By mid-April, Boko Haram had been blamed for nearly 4,000 deaths in 2014. Militants then attacked a school and kidnapped 276 girls, of which 57 escaped, in Chibok. The incident brought international attention on the situation in Nigeria, and Western nations promised to help fight Boko Haram. Negotiations to trade the girls for captured militants took place, but the talks stalled and president Goodluck Jonathan announced the government would not consider a trade. As of June, the girls were still unaccounted for. The Nigerian military says they are aware of where the girls are being held, but are afraid to use force for fear that Boko Haram will kill the girls if attacked. Vigilante groups have formed throughout the North, with modest success in repelling attacks.

Attacks, however, have continued. On 20 May 118 people were killed in a pair of bombings in Jos. The following day, two dozen people were killed in a raid on a village. On 1 June, around 40 people were killed in a bombing in Mubi. On June 2, 2014, in an event that has been called the Gwoza massacre, "No fewer than 300 villagers were reportedly killed in three communities around Gwoza local government area of Borno State".

==Kidnappings==
Over several days, around the weekend of 21–22 June, suspected Boko Haram militants attacked the village of Kummabza and three others in the Damboa district of Borno State, according to eyewitnesses. The attackers took 60 women and girls, and 31 boys in the attack. Some of the women were married and the children were as young as three. Vigilante leader Aji Khalil said four villagers who tried to escape the attackers were shot. An eyewitness said closer to 30 men had been killed in the attack.

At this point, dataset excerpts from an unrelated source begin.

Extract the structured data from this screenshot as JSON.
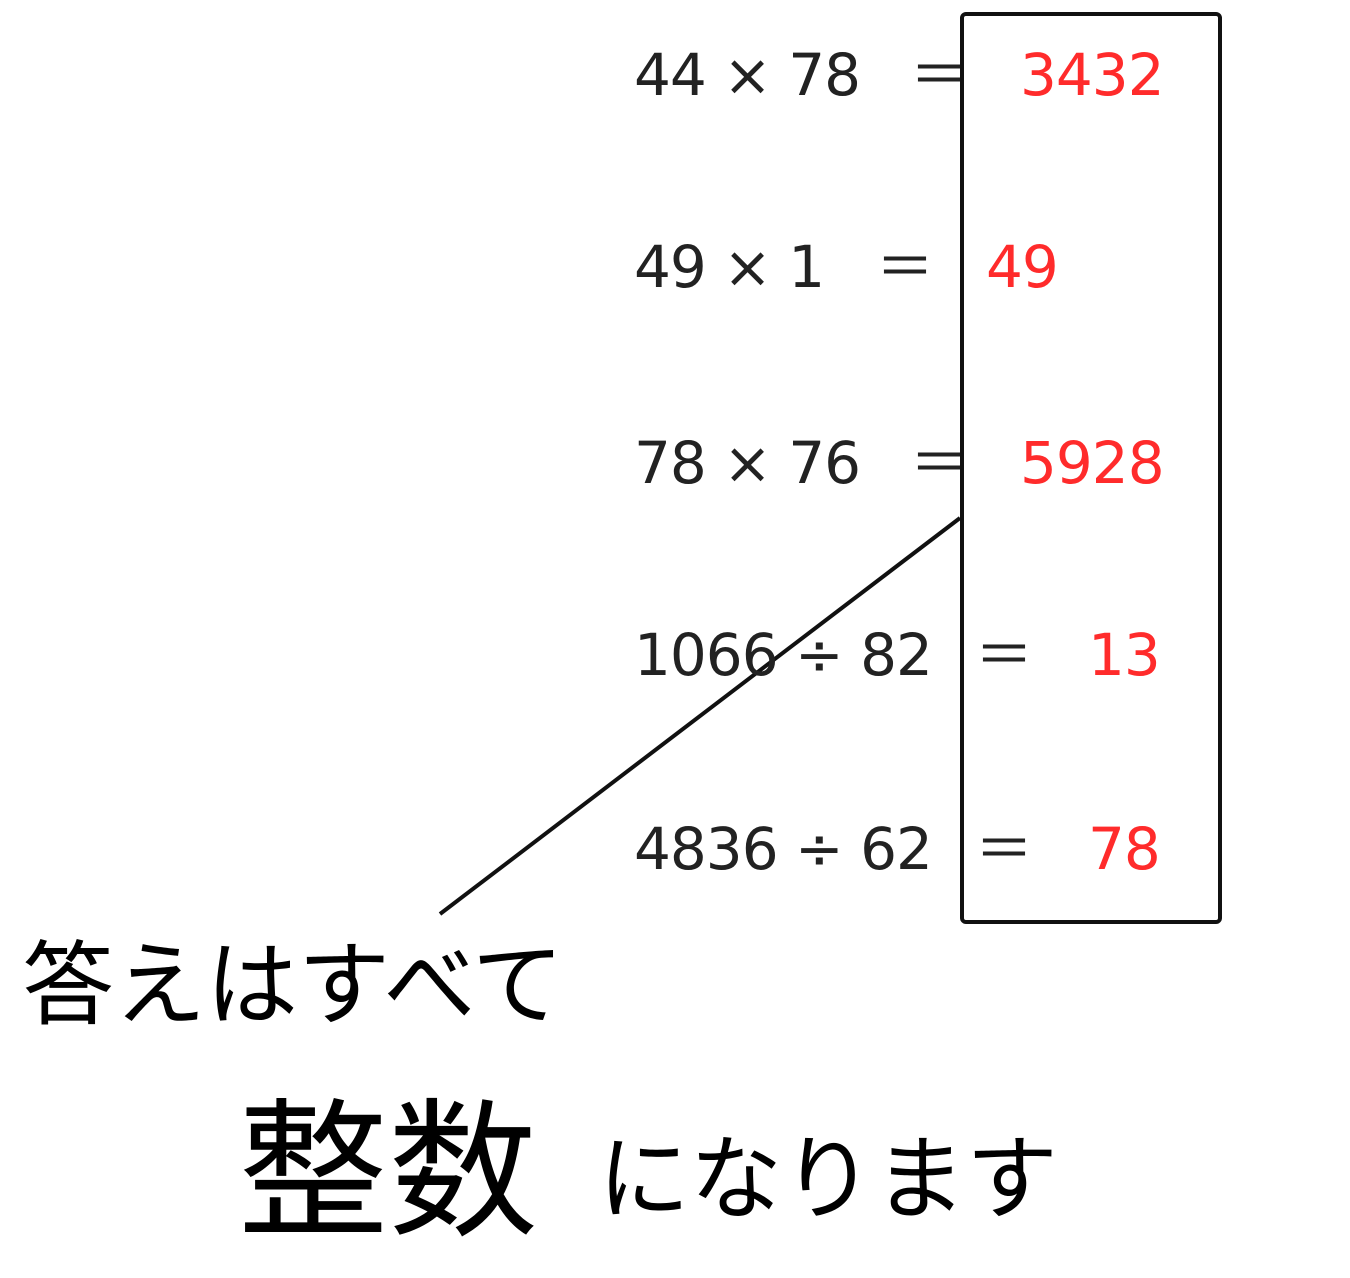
{
  "equations": [
    {
      "expression": "44 × 78",
      "equals": "＝",
      "answer": "3432"
    },
    {
      "expression": "49 × 1",
      "equals": "＝",
      "answer": "49"
    },
    {
      "expression": "78 × 76",
      "equals": "＝",
      "answer": "5928"
    },
    {
      "expression": "1066 ÷ 82",
      "equals": "＝",
      "answer": "13"
    },
    {
      "expression": "4836 ÷ 62",
      "equals": "＝",
      "answer": "78"
    }
  ],
  "note": {
    "line1": "答えはすべて",
    "emphasis": "整数",
    "suffix": "になります"
  },
  "colors": {
    "answer": "#ff2b2b",
    "text": "#222222",
    "box_border": "#111111"
  }
}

After the attack, elderly villagers walked 15 mi to report the attack and seek help. Borno governor Kashim Shettima ordered an official probe, but when the news leaked the national government denied any abductions had taken place. A government spokesperson stated there was "nothing on the ground to prove any act of abduction" and claimed Shettima had determined the missing women had merely moved to another village. A local politician and multiple eyewitnesses, however confirmed the abduction report to Agence France-Presse. On condition of anonymity, an intelligence officer with Nigeria's Department of State Security confirmed to the Associated Press that an attack had taken place. However, he reported that the abductions had taken place a week earlier, between 13 and 15 June.

==Bombings and shootings==
On 21 and 22 June, suspected Boko Haram militants attacked the villages of Chuha A, Chuha B, and Korongilim near Chibok. The attackers were met by military and vigilante resistance. The towns were destroyed and at least 40 villagers were killed in the fighting. Six vigilantes and about twenty-five militants were also killed in the attacks. A government official described the scene: "Corpses of affected people ... littered the three villages."

On 23 June, a bomb explosion at a college in Kano killed 8 people and injured about 20 others. On the night of 28 June, a bomb exploded at a brothel in Bauchi that resulted in 11 deaths and 28 injuries.

==Analysis==
Analyst Jacob Zenn suggested the new attacks showed that international efforts to launch a counterattack against Boko Haram were stalled. Security analyst Ryan Cumming said the new kidnappings may be an attack to direct attention from the Chibok kidnappings, and to intensify pressure to make a hostage exchange deal.

==Aftermath==
On 7 July 2014, it was reported that more than 60 of the kidnapped women had escaped from Boko Haram.